Een goede samenhang van het produkt, gecombineerd met een hoge isolatie wordt bereikt met de werkwijze van conclusie 5.
Elke werkwijze van de conclusies 6-8 leidt tot gunstige materiaaleigenschappen van het vezelisolatiemateri-aal.
Een gunstige verdere ontwikkeling wordt gekenmerkt in conclusie 9. Hierdoor wordt aan te oppervlakkig verwarmde zijde een stevige, relatief harde laag gevormd, die de hanteerbaarheid van het produkt verbetert.
Met de werkwijze volgens de uitvinding kan de gevormde laag op geschikte wijze de vorm van een blok verkrijgen. Door toepassing van de maatregel van conclusie 10 worden plaatvormige delen van het vezelisolatiemateriaal verkregen die gemakkelijk toegepast kunnen worden.
De uitvinding betreft en verschaft eveneens een inrichting voor het vervaardigen van vezelisolatiemateriaal met de werkwijze volgens de uitvinding. Deze inrichting is gekenmerkt in conclusie 11.
Een goede verwerking van de ruw aangevoerde vezel wordt verkregen door toepassing van de maatregel van conclusie 12. Hierdoor kunnen de vezels in de kaardinrichting goed afgezonderd en gericht worden, hetgeen tot een optimaal produkt leidt.
Bij voorkeur wordt de oven uitgevoerd zoals gekenmerkt in conclusie 13. In de eerste sectie wordt de gestapelde laag vezelmateriaal samenhangend gemaakt door de smeltende vezels van laagsmeltend materiaal en in de tweede sectie wordt het buitenoppervlak van een stevige laag voorzien, die de hanteerbaarheid verbetert.

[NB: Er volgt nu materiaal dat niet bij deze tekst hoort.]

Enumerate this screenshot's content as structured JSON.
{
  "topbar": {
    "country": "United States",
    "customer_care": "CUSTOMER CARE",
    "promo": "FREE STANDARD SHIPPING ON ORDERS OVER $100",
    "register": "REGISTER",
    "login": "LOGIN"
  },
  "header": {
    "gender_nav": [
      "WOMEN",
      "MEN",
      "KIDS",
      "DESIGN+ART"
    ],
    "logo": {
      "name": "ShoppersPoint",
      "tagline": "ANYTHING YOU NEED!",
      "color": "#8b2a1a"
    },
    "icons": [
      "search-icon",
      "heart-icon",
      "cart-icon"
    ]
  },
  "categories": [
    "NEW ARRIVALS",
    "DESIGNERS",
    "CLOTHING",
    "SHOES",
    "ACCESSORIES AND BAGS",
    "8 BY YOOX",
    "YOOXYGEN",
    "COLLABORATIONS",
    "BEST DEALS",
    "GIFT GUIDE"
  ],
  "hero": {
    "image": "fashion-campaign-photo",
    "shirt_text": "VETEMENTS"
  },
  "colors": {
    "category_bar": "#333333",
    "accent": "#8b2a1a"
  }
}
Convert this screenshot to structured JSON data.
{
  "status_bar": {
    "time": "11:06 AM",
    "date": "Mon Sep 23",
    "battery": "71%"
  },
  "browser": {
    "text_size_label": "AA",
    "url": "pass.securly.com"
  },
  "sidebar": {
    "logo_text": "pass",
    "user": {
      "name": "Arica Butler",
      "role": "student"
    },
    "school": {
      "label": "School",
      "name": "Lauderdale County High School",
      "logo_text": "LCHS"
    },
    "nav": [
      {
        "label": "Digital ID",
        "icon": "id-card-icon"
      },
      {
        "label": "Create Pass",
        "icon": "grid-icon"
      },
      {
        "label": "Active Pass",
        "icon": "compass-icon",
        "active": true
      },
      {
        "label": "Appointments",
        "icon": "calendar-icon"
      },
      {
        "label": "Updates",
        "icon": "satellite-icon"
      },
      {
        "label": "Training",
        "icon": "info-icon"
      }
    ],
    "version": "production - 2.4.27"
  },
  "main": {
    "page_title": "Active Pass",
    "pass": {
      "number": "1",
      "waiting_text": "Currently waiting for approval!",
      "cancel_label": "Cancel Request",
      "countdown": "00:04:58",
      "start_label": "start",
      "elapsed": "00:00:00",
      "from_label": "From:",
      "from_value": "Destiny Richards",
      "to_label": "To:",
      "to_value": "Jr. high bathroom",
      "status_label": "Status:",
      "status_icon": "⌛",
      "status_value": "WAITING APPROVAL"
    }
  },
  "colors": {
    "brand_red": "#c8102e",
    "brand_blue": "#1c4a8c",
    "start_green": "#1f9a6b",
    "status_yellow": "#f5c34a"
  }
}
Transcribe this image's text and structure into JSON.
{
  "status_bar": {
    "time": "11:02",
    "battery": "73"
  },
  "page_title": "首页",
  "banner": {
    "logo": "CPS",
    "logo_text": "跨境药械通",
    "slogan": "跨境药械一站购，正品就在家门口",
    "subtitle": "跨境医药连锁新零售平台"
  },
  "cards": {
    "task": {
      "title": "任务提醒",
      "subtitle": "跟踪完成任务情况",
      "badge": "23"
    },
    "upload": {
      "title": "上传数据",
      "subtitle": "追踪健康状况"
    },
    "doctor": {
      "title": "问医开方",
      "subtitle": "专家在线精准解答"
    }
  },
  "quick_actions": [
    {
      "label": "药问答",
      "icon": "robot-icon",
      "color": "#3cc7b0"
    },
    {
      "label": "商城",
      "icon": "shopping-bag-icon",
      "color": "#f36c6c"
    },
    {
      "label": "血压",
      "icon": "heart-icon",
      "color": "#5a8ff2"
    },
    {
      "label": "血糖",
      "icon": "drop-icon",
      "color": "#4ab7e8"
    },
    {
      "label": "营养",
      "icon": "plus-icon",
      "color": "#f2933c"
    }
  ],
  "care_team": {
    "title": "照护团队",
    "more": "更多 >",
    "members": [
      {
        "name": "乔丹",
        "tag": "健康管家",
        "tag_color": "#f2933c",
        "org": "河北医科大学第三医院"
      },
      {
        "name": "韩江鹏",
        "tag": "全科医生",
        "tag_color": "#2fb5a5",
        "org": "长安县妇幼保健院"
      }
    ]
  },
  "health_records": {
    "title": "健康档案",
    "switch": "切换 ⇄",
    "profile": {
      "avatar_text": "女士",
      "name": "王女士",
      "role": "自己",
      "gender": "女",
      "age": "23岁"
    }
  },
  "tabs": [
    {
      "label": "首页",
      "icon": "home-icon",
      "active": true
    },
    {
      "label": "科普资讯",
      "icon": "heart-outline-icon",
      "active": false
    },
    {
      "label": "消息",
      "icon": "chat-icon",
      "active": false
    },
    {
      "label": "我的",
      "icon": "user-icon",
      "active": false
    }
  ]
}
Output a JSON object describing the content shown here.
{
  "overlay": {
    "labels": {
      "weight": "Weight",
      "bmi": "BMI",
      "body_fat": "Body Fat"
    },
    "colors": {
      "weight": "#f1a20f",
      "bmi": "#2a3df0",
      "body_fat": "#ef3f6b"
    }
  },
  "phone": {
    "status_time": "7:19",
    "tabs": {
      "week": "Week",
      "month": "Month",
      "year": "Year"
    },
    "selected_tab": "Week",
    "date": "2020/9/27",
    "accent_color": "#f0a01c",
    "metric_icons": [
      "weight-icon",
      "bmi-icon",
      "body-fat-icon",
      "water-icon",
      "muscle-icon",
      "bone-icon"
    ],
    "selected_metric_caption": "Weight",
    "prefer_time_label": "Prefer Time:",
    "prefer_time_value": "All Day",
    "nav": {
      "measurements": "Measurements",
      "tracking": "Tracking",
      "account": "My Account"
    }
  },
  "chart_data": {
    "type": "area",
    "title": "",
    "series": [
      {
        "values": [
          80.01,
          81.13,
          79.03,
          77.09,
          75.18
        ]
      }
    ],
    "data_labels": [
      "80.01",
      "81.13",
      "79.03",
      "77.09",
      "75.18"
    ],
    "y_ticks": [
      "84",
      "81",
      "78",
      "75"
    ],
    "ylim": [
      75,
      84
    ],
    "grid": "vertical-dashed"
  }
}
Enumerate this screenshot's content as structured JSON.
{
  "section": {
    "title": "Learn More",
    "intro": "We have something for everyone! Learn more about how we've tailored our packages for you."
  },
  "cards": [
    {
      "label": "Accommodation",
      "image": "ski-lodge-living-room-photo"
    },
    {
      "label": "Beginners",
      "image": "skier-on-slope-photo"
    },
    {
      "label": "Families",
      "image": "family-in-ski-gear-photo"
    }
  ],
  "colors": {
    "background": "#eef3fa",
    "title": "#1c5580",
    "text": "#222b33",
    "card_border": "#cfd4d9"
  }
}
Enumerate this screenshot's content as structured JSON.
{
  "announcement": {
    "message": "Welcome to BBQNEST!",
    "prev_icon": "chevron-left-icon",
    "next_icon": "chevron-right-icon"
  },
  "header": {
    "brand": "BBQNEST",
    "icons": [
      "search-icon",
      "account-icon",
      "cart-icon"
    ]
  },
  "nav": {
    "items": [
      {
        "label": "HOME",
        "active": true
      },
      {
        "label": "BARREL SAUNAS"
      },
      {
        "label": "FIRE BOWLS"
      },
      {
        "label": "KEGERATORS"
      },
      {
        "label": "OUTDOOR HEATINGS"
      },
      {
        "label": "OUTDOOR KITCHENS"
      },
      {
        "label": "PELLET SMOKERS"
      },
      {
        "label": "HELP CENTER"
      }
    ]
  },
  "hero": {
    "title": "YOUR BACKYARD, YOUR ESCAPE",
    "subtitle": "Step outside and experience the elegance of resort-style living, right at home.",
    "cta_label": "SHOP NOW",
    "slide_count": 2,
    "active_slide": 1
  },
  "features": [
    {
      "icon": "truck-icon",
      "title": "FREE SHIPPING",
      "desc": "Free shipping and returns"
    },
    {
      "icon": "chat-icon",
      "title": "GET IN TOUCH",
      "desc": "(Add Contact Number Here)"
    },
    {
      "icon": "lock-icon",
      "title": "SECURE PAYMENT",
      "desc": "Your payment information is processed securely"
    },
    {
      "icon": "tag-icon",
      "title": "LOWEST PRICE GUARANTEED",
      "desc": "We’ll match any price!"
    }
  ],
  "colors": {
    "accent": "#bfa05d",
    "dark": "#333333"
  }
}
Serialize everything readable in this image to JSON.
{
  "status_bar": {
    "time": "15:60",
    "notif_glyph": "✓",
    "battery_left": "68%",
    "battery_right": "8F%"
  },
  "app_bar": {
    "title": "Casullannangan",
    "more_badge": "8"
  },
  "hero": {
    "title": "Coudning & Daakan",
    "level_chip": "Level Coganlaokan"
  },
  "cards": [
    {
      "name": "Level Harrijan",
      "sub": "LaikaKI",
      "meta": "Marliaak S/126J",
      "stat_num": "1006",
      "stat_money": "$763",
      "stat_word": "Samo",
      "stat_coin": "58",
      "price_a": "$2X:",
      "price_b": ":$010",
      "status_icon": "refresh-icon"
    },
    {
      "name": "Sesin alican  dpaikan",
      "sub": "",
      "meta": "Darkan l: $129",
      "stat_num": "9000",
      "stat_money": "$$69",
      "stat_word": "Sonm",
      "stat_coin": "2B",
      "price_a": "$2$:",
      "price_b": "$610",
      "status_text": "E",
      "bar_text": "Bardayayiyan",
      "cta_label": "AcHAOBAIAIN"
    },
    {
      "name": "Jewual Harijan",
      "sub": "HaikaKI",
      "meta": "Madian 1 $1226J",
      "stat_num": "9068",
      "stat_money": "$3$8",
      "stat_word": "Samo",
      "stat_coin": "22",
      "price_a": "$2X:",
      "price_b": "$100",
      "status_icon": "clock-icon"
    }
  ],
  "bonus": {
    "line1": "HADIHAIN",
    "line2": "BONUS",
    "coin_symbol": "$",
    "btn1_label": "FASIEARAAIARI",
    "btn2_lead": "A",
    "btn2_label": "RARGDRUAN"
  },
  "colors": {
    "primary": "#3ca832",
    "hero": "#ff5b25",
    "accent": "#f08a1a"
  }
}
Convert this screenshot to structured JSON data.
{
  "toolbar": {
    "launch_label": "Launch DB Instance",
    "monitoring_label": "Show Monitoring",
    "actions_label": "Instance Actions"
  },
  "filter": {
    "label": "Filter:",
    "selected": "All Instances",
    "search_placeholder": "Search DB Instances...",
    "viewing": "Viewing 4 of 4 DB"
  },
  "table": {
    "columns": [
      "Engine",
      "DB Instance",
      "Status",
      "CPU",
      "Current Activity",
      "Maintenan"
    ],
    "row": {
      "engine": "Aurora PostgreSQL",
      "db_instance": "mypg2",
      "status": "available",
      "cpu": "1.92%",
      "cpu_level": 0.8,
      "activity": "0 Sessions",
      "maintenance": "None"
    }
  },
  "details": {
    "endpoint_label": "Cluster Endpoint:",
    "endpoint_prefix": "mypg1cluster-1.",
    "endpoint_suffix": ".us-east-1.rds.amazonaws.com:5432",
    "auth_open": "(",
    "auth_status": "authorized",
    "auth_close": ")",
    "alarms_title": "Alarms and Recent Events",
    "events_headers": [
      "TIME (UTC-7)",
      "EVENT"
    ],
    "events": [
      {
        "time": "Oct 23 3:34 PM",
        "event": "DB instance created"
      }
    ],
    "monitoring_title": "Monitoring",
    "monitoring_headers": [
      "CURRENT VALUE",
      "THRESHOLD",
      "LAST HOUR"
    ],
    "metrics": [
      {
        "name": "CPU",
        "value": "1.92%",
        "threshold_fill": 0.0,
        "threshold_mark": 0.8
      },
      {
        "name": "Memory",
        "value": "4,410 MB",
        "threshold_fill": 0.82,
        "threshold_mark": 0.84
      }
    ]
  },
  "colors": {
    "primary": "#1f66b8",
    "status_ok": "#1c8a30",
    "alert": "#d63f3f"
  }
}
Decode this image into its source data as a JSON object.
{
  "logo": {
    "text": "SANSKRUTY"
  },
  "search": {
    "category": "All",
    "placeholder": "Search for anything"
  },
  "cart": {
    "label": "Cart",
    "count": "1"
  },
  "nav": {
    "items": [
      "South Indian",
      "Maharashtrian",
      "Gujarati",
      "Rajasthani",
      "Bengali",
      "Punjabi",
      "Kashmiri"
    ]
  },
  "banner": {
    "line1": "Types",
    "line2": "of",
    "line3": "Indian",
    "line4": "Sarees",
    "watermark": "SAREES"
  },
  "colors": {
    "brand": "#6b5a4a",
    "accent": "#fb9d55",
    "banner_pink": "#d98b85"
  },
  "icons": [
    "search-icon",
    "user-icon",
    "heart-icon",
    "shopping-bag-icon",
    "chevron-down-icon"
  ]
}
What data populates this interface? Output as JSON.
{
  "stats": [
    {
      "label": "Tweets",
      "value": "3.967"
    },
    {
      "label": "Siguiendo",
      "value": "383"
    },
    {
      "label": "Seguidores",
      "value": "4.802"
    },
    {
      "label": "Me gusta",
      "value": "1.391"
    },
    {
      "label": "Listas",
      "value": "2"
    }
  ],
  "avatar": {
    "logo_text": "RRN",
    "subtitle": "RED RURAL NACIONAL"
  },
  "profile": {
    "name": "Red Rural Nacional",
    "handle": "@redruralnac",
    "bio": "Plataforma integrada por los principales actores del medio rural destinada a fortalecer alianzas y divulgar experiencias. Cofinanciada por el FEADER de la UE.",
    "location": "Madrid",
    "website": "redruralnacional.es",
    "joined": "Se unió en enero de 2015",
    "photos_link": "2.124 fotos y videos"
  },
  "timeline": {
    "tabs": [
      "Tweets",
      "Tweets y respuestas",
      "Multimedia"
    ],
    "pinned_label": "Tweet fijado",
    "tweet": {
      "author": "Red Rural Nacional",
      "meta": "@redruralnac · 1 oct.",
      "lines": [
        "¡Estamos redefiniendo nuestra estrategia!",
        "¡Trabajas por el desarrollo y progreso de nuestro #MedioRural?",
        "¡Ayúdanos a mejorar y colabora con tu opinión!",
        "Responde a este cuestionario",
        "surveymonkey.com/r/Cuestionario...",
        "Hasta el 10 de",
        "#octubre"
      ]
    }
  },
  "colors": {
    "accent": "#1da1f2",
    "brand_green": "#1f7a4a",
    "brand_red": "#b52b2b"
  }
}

Een geschikte uitvoering is gekenmerkt in conclusie 14.
De uitvinding zal verder wórden toegelicht in de volgende beschrijving aan de hand van de bijgevoegde figuren.
De figuren tonen de opeenvolgende delen van een produktielijn.
Figuur 1 toont schematisch een toevoerinrichting;
Figuur 2 toont daarop aansluitende inrichtingen voor het mengen, openen en kaarden van de toegevoerde vezels; en
Figuur 3 toont weer daarop aansluitende inrichtingen voor het stapelen, versmelten en snijden van het vezelisolatiemateriaal.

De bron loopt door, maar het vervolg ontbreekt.